We are extremely passionate people. When we love, we love passionately. When we are angry, we are angry with a passion. It wears you down over time, until you have nothing left. When we stopped fighting, stopped trying to 'fix' everything, that's when I knew we were in trouble.
Marriage is so much work, and though this is cliche, it really can be worth it. I never knew I could be this happy and I never knew I could endure so much pain. If you are not ready to do the hard work to get through to the great stuff, do not get married. It is not a fairy tale. He is not your knight in shining armor. He is sometimes a jerk. So are you. He will mess up a hundred times. So will you.
Your most vicious, most hurtful fights will go in circles, dragging you both through the pain over and over until you give up, become comfortable in the fights, quit trying, or learn that this talking thing we humans do to communicate is really, fundamentally flawed because we all speak a different language. And it takes years and years to become fluent in a language, especially when you are foolish enough (like I was) to believe you already speak the language.
It took us seven years, filled with so many happy times, and so much pure hell, but stubborn as we both are, something happened, something finally broke, and my language started becoming clearer to him and his to me and it was amazing. We'd both been screaming the same thing at each other for years, we just didn't know it.
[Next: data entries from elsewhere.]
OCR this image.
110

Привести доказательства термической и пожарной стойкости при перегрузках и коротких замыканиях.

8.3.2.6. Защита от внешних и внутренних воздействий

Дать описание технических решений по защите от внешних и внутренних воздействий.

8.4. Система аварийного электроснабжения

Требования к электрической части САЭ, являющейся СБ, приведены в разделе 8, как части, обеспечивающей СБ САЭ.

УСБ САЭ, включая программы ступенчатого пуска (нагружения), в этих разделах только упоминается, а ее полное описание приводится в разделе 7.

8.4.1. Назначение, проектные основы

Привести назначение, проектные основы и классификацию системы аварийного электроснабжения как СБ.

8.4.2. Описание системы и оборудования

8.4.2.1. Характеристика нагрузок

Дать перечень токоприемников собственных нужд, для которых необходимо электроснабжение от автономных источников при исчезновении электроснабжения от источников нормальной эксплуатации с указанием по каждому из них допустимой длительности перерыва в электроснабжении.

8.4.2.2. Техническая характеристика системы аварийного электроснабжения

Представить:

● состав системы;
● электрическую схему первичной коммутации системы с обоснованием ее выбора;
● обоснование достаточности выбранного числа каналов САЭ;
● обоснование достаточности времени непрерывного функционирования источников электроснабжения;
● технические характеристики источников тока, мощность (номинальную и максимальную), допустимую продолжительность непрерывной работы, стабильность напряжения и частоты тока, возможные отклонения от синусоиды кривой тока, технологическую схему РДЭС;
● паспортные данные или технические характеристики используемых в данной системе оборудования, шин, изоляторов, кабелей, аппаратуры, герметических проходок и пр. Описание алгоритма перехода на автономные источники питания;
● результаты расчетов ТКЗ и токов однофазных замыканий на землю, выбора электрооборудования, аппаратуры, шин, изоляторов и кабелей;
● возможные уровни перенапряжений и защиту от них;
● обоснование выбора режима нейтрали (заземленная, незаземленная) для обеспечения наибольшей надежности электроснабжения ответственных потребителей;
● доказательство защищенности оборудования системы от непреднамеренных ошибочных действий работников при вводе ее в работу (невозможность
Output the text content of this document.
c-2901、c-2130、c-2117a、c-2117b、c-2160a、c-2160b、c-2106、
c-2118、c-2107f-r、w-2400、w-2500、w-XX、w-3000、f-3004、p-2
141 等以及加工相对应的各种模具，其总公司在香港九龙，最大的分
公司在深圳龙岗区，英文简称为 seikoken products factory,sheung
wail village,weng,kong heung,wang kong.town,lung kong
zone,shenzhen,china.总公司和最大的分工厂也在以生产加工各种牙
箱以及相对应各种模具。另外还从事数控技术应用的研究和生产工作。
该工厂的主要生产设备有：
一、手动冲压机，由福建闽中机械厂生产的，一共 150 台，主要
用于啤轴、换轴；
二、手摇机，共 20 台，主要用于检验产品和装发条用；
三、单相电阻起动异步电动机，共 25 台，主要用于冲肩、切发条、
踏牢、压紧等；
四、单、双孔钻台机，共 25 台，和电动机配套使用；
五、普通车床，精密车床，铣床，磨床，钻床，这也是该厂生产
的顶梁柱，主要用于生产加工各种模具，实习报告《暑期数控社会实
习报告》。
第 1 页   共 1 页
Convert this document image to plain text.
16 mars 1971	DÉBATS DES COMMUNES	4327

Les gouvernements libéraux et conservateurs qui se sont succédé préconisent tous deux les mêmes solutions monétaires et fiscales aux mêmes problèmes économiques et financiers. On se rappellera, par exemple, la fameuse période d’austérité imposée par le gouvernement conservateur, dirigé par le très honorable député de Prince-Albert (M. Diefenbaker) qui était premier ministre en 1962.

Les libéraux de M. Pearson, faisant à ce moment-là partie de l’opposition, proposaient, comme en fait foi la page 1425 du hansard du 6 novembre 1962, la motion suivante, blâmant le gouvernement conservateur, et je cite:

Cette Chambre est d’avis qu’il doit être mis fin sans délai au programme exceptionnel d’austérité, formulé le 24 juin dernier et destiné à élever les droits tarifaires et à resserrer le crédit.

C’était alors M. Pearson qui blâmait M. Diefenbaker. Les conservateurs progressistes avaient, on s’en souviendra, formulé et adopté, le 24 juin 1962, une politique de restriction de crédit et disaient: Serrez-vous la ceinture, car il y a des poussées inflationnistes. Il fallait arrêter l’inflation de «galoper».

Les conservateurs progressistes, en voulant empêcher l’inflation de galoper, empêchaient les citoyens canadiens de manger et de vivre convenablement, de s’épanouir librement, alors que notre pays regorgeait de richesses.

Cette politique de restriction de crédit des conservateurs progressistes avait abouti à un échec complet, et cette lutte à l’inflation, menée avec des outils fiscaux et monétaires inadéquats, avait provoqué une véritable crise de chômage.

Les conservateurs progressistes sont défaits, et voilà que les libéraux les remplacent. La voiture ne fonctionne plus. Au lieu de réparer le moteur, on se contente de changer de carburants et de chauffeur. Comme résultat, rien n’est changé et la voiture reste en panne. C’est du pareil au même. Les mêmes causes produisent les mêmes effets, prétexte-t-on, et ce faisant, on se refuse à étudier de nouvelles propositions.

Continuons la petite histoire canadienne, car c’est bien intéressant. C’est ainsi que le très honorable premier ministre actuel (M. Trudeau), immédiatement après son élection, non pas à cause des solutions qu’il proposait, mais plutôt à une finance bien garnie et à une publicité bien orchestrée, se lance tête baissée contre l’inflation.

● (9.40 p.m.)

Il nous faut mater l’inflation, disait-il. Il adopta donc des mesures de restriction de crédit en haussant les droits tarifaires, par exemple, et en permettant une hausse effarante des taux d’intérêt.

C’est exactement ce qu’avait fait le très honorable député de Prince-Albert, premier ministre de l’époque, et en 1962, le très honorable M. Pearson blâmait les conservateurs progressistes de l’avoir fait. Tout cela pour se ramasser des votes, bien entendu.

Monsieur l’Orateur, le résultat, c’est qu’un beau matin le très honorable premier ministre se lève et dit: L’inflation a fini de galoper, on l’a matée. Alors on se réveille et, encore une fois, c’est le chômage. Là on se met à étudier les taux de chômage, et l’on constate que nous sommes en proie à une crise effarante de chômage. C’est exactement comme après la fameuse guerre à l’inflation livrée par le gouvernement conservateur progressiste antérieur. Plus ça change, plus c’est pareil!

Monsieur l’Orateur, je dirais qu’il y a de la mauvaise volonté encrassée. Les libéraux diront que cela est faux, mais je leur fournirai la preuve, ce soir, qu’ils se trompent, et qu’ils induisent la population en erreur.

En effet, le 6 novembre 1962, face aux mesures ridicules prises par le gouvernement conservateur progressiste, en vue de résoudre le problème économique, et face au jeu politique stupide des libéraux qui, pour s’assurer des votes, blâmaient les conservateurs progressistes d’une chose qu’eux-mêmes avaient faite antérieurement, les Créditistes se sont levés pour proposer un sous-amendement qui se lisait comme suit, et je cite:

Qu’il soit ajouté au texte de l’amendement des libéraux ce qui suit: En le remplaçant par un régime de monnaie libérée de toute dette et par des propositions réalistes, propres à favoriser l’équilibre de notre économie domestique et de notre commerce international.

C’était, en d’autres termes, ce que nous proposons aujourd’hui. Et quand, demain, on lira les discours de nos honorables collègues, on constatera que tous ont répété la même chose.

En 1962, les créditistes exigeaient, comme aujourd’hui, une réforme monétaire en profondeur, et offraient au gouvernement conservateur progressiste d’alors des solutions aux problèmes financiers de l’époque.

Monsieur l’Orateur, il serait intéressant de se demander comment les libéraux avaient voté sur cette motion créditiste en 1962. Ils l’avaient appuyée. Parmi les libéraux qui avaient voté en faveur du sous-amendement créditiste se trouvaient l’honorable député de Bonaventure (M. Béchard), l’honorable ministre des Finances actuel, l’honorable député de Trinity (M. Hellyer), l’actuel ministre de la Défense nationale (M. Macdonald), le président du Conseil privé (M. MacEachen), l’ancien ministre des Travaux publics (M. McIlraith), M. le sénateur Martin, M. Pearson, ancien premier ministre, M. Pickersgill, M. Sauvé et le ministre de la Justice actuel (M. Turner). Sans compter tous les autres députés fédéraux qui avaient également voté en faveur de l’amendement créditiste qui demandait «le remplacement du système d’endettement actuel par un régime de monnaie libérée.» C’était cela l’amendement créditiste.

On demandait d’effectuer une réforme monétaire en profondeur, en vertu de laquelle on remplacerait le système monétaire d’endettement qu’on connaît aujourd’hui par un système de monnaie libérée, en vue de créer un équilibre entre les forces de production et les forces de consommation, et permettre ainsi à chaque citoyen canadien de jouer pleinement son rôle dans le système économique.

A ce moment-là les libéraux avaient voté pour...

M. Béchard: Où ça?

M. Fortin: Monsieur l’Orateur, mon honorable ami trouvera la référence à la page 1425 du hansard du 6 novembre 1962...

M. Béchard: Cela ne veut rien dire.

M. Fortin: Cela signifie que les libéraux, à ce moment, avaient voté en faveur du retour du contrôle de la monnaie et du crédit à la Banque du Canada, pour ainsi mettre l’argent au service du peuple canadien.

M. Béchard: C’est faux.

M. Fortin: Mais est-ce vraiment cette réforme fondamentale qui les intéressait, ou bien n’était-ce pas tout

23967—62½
Now, our normal greeting is he'll walk through the door and wrap his arms around me, kiss me softly and smile. Before we can get much more than a 'hello' out, our son and daughter are wrapped around his legs and our house erupts in this joyous energy, all because he walked through the door. My heart still skips a beat when I hear him pull in the drive. And though we've been married for a decade, many people mistake us for newlyweds. Our passion and physical intimacy is much more satisfying and wild and fun and romantic and meaningful than it was in the beginning. And we still have a very active love life, more so than after a few years of marriage.
Basically, we learned to communicate, we learned not to take each other for granted, and we learned it all the hard way because we're stubborn. But, most importantly, we learned it together.
If your biggest worry is that things will be too boring or too routine, then I have to say you need a bigger reality check of what this marriage thing is (especially a marriage between two hotheads). Boring has never been our problem but each couple is different. The one thing I can say for us, no matter what, through fun and fury, through sadness and joy, we kept it interesting.